Raffi Krikorian: From Twitter’s standpoint, it’s how do you accept all of this real-time data, index and analyze it and spread it throughout our system in almost real-time. People have traditionally built a bunch of GIS-like systems on top of PostgreSQL or on top of MySQL, and that’s fine, but it doesn’t scale after a while. After you throw a couple million or a couple hundred million entries at it, the amount it takes for one of those databases to process that, to insert it, all I have to do is select against it, and you can understand it’s untenable for real-time operation. And by real-time, I mean sub-second operation.
So the stuff that we’re doing is more geared towards how can you accept tweets that are coming in at what you can imagine to be an incredibly fast rate. Tweets are coming in, figure out their location, attach appropriate metadata data to it. Store it in our database. Span it out to anyone who wants to look at it. Run research and analytics on it and index it in their search index, and do this all within a couple of seconds on the way through the system. I think there’s a lot of interesting stuff being done out there on how things are being stored, how things are being indexed. But I think our personal contribution will be how do you do it at that kind of speed?
Of course, so far Twitter has been doing an admirable job (Fail Whales excluded) of providing uptime on a service with (forget a couple million) 9 billion rows in its statuses table — a table that’s growing by 50 million rows per day.
Those 600 tweets per second are certainly what turned Twitter away from a SQL cluster to using rival Facebook’s Cassandra system. On Tuesday, Twitter’s Ryan King explained why Twitter is turning to Cassandra.
We have a system in place based on shared mysql + memcache but its quickly becoming prohibitively costly (in terms of manpower) to operate. We need a system that can grow in a more automated fashion and be highly available.
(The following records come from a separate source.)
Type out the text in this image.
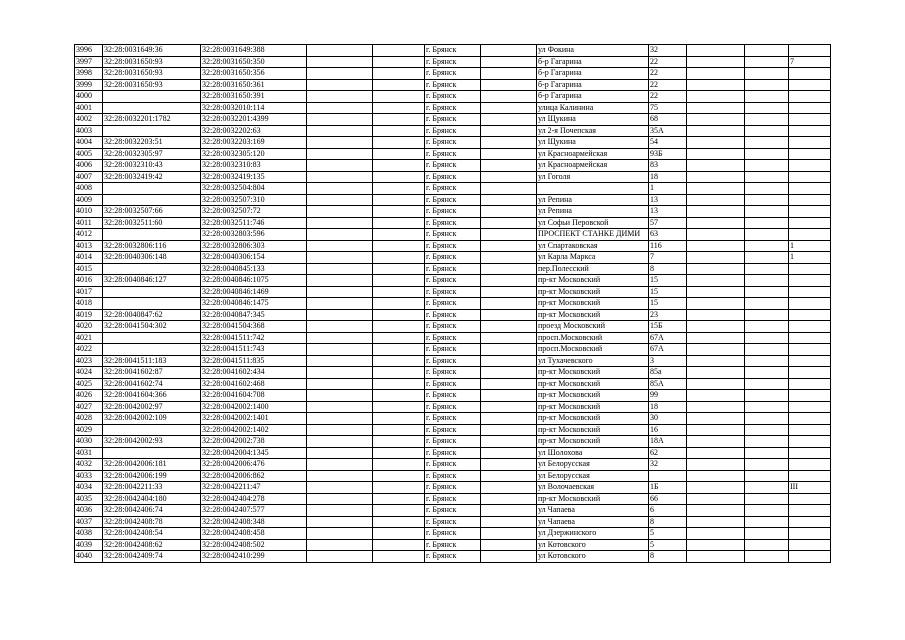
3996	32:28:0031649:36	32:28:0031649:388			г. Брянск		ул Фокина	32			
3997	32:28:0031650:93	32:28:0031650:350			г. Брянск		б-р Гагарина	22			7
3998	32:28:0031650:93	32:28:0031650:356			г. Брянск		б-р Гагарина	22			
3999	32:28:0031650:93	32:28:0031650:361			г. Брянск		б-р Гагарина	22			
4000		32:28:0031650:391			г. Брянск		б-р Гагарина	22			
4001		32:28:0032010:114			г. Брянск		улица Калинина	75			
4002	32:28:0032201:1782	32:28:0032201:4399			г. Брянск		ул Щукина	68			
4003		32:28:0032202:63			г. Брянск		ул 2-я Почепская	35А			
4004	32:28:0032203:51	32:28:0032203:169			г. Брянск		ул Щукина	54			
4005	32:28:0032305:97	32:28:0032305:120			г. Брянск		ул Красноармейская	93Б			
4006	32:28:0032310:43	32:28:0032310:83			г. Брянск		ул Красноармейская	83			
4007	32:28:0032419:42	32:28:0032419:135			г. Брянск		ул Гоголя	18			
4008		32:28:0032504:804			г. Брянск			1			
4009		32:28:0032507:310			г. Брянск		ул Репина	13			
4010	32:28:0032507:66	32:28:0032507:72			г. Брянск		ул Репина	13			
4011	32:28:0032511:60	32:28:0032511:746			г. Брянск		ул Софьи Перовской	57			
4012		32:28:0032803:596			г. Брянск		ПРОСПЕКТ СТАНКЕ ДИМИ	63			
4013	32:28:0032806:116	32:28:0032806:303			г. Брянск		ул Спартаковская	116			1
4014	32:28:0040306:148	32:28:0040306:154			г. Брянск		ул Карла Маркса	7			1
4015		32:28:0040845:133			г. Брянск		пер.Полесский	8			
4016	32:28:0040846:127	32:28:0040846:1075			г. Брянск		пр-кт Московский	15			
4017		32:28:0040846:1469			г. Брянск		пр-кт Московский	15			
4018		32:28:0040846:1475			г. Брянск		пр-кт Московский	15			
4019	32:28:0040847:62	32:28:0040847:345			г. Брянск		пр-кт Московский	23			
4020	32:28:0041504:302	32:28:0041504:368			г. Брянск		проезд Московский	15Б			
4021		32:28:0041511:742			г. Брянск		просп.Московский	67А			
4022		32:28:0041511:743			г. Брянск		просп.Московский	67А			
4023	32:28:0041511:183	32:28:0041511:835			г. Брянск		ул Тухачевского	3			
4024	32:28:0041602:87	32:28:0041602:434			г. Брянск		пр-кт Московский	85а			
4025	32:28:0041602:74	32:28:0041602:468			г. Брянск		пр-кт Московский	85А			
4026	32:28:0041604:366	32:28:0041604:708			г. Брянск		пр-кт Московский	99			
4027	32:28:0042002:97	32:28:0042002:1400			г. Брянск		пр-кт Московский	18			
4028	32:28:0042002:109	32:28:0042002:1401			г. Брянск		пр-кт Московский	30			
4029		32:28:0042002:1402			г. Брянск		пр-кт Московский	16			
4030	32:28:0042002:93	32:28:0042002:738			г. Брянск		пр-кт Московский	18А			
4031		32:28:0042004:1345			г. Брянск		ул Шолохова	62			
4032	32:28:0042006:181	32:28:0042006:476			г. Брянск		ул Белорусская	32			
4033	32:28:0042006:199	32:28:0042006:862			г. Брянск		ул Белорусская				
4034	32:28:0042211:33	32:28:0042211:47			г. Брянск		ул Волочаевская	1Б			III
4035	32:28:0042404:180	32:28:0042404:278			г. Брянск		пр-кт Московский	66			
4036	32:28:0042406:74	32:28:0042407:577			г. Брянск		ул Чапаева	6			
4037	32:28:0042408:78	32:28:0042408:348			г. Брянск		ул Чапаева	8			
4038	32:28:0042408:54	32:28:0042408:458			г. Брянск		ул Дзержинского	5			
4039	32:28:0042408:62	32:28:0042408:502			г. Брянск		ул Котовского	5			
4040	32:28:0042409:74	32:28:0042410:299			г. Брянск		ул Котовского	8			
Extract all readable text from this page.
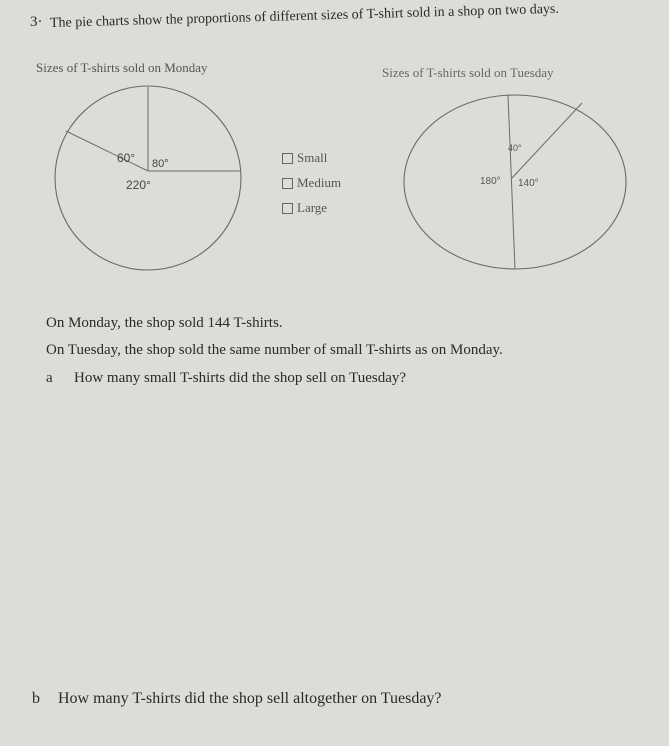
3· The pie charts show the proportions of different sizes of T-shirt sold in a shop on two days.
Sizes of T-shirts sold on Monday	Sizes of T-shirts sold on Tuesday
60° 80°
220°
40°
140°
180°
Small
Medium
Large
On Monday, the shop sold 144 T-shirts.
On Tuesday, the shop sold the same number of small T-shirts as on Monday.
a How many small T-shirts did the shop sell on Tuesday?
b How many T-shirts did the shop sell altogether on Tuesday?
My day job involves a lot of media monitoring with such products at Radian 6. Speaking last week with one of R6′s competitors, I was told that no one in the media monitoring space can really do real-time monitoring — there’s just too much data. I think that’s overstating the challenge a little bit, but it will surely be some time before a company can say it’s “real-time” without employing an army of engineers.